Diskusi Bulanan DIHI di bulan November 2020 menghadirkan Muhammad Irfan Ardhani, MIR sebagai pembicara. Diskusi kali ini bertemakan ‘Indonesia dan Inisiatif Internasional untuk Mengontrol Crime Related to Fisheries’ dan dilaksanakan pada hari Kamis, 5 November 2020 secara daring.

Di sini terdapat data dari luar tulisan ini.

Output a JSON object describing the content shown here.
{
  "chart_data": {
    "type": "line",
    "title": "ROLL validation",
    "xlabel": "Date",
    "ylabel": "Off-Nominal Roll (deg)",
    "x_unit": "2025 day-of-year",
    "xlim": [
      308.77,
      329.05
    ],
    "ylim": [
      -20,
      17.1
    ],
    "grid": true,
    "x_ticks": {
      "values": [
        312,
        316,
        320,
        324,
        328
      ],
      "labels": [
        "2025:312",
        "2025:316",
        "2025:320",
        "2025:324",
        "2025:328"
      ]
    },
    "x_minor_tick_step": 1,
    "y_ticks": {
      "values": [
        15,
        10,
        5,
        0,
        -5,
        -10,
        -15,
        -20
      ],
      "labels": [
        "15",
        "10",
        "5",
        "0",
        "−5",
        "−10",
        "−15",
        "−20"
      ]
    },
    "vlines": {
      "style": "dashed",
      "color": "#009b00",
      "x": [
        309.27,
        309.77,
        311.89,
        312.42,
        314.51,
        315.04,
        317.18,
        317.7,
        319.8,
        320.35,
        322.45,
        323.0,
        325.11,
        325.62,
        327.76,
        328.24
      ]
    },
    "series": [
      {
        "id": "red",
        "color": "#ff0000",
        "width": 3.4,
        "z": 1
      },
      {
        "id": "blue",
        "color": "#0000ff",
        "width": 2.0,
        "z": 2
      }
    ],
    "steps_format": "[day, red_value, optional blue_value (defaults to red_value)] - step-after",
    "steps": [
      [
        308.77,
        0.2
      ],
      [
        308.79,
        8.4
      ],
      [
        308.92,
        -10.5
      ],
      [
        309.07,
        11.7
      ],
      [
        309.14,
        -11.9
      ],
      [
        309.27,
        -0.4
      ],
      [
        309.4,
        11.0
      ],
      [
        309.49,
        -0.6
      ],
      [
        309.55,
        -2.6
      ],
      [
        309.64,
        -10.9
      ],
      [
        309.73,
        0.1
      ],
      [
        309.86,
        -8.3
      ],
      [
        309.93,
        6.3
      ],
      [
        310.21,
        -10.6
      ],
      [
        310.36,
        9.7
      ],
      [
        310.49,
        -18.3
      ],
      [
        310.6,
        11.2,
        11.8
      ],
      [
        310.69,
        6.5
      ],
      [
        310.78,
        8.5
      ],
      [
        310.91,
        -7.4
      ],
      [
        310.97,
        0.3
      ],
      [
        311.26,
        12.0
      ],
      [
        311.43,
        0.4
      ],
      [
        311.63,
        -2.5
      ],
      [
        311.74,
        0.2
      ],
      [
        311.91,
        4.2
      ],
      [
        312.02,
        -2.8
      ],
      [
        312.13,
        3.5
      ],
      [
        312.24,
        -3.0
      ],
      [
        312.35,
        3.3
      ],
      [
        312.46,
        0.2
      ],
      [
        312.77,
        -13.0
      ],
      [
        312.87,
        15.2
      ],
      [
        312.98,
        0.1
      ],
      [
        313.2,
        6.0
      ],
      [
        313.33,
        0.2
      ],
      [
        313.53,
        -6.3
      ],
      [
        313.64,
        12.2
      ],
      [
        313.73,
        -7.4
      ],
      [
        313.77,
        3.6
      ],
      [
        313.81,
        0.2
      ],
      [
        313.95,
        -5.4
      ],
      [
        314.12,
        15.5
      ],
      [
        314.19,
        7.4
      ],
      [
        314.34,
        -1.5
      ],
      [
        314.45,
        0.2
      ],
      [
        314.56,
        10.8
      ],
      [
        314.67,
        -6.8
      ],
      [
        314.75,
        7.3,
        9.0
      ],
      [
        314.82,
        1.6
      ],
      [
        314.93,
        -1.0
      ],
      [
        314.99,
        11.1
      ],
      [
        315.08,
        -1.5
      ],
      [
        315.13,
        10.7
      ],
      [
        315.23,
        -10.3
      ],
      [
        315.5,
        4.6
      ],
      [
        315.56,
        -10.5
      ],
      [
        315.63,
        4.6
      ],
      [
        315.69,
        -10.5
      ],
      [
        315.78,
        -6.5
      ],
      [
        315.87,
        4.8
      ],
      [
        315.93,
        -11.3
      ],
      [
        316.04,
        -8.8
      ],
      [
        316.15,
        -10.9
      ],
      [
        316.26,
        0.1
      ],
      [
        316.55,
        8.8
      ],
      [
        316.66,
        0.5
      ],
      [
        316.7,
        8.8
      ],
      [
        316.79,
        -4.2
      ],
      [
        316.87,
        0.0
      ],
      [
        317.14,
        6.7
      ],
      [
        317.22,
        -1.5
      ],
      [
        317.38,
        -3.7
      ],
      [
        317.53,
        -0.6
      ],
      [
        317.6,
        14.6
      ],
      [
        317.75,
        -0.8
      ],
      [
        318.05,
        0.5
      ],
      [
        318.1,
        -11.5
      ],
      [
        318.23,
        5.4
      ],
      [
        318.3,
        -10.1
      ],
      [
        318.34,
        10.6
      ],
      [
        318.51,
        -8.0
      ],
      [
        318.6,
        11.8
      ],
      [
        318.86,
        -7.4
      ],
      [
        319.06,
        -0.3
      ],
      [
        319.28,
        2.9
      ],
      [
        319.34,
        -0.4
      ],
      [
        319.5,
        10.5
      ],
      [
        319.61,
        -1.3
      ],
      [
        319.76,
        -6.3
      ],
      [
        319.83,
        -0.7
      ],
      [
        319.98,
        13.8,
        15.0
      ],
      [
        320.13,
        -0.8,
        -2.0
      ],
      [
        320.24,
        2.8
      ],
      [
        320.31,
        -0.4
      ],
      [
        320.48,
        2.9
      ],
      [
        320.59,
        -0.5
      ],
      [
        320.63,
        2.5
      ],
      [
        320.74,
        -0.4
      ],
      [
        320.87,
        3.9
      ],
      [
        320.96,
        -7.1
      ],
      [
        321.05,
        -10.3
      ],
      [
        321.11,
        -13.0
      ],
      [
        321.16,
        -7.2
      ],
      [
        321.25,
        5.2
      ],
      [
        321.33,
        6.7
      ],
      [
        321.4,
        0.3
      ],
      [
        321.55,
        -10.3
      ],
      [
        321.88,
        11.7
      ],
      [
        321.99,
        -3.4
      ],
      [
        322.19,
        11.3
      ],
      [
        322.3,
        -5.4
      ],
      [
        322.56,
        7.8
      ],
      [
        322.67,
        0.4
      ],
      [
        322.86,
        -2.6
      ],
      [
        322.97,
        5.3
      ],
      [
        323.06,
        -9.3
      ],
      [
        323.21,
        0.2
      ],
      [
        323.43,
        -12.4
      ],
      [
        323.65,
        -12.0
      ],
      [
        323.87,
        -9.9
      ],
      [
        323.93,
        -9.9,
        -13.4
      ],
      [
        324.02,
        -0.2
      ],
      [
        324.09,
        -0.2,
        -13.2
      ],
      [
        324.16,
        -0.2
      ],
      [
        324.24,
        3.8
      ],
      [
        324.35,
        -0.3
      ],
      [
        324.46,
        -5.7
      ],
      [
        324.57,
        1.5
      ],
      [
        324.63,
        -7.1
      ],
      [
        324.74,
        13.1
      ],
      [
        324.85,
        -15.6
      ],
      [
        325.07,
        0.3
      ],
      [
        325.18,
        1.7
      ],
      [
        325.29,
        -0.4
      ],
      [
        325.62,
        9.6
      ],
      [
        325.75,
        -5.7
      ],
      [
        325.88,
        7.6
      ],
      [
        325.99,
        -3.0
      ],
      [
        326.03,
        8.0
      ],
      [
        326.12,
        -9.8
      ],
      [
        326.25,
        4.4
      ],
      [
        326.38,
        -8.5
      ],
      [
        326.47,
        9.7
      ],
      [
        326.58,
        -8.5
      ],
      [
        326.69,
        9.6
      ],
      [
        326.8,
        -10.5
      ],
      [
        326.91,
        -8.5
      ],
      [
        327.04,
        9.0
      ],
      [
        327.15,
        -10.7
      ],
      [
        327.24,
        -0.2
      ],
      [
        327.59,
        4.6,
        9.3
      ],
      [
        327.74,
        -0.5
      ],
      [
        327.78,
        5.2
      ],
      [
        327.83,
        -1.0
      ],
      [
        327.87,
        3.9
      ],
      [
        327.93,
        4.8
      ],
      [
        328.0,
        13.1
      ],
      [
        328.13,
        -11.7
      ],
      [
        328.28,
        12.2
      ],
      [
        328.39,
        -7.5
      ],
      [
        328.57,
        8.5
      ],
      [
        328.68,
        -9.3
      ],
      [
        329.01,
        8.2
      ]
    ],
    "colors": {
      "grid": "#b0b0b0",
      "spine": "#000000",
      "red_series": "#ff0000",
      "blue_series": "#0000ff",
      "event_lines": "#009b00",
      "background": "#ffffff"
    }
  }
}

Diskusi dibuka dengan pertanyaan dari pembicara: “Apakah masih cukup relevan membicarakan IUUF saat ini? Apakah tidak outdated?” Menurut Irfan, kita tidak bisa berharap upaya Indonesia untuk mengkriminalisasikan kegiatan IUUF (Illegal, Unreported, and Unregulated Fishing) bisa selesai dalam sekejap. Sebagai akademisi, Irfan ingin menyoroti dan memberikan semangat dengan tetap mendiskusikan IUUF karena upaya ini masih terus bergulir dan belum menemui titik akhir sebagaimana yang diinginkan oleh Indonesia.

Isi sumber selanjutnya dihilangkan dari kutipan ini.